Important: SDE uses finite-difference gradients (gradient_method = fd); the analytic Dual2 sensitivity path does not cover the EKF. This makes SDE fits slower than equivalent analytical models; the EKF evaluation itself is also more expensive than a plain ODE step.
Running the fit
ferx examples/warfarin_sde.ferx --data data/warfarin_sde.csvOr via the Rust API:
let result = fit_from_files("examples/warfarin_sde.ferx", "data/warfarin_sde.csv")?;
println!("DIFF_CENTRAL = {:.4}", result.diffusion["central"].estimate);Interpreting output
The fit YAML gains a diffusion: section:
diffusion:
central:
estimate: 0.008432
se: 0.001102A small DIFF_CENTRAL (near zero) indicates the process noise is negligible and the standard ODE model is adequate.

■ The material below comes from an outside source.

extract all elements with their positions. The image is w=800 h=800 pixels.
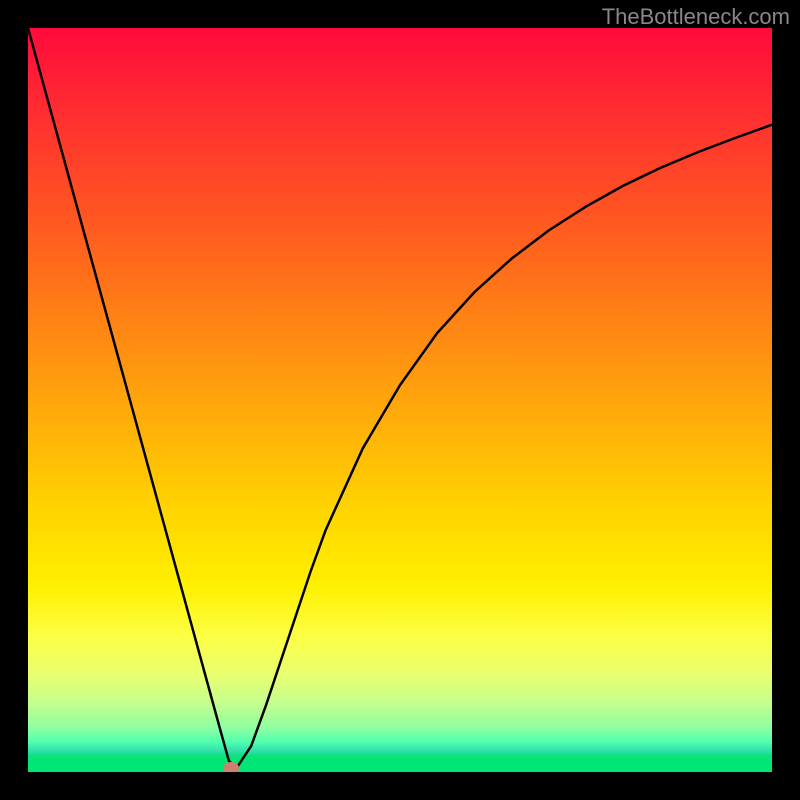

A large value relative to the mean compartment level suggests real stochastic variability; check whether the DW statistic improves (moves toward 2.0) compared to the deterministic ODE.
Tips
- Compare OFV: fit the deterministic ODE first. The SDE model adds one parameter (
DIFF_CENTRAL); a Δ OFV > 3.84 (χ²₁ at 5%) justifies the addition. Note that the parameter is at a lower boundary (variance ≥ 0), so the asymptotic null is a 50:50 mixture of χ²₀ and χ²₁ — use a Δ OFV > 2.71 as the 5% threshold. - Multiple diffusion states: add one
state ~ init_varianceline per ODE state. In practice only the observed-compartment state benefits from diffusion; depot-compartment diffusion is rarely estimable from concentration data. - Speed: SDE fits are ~5–10× slower than equivalent analytical models. Use a release build (
cargo build --release) and allow more outer iterations. - SDE + ADDL: steady-state dosing (
SS=1) andADDLare supported with the SDE solver; the EKF is reset to the analytical steady-state covariance at each SS dose event.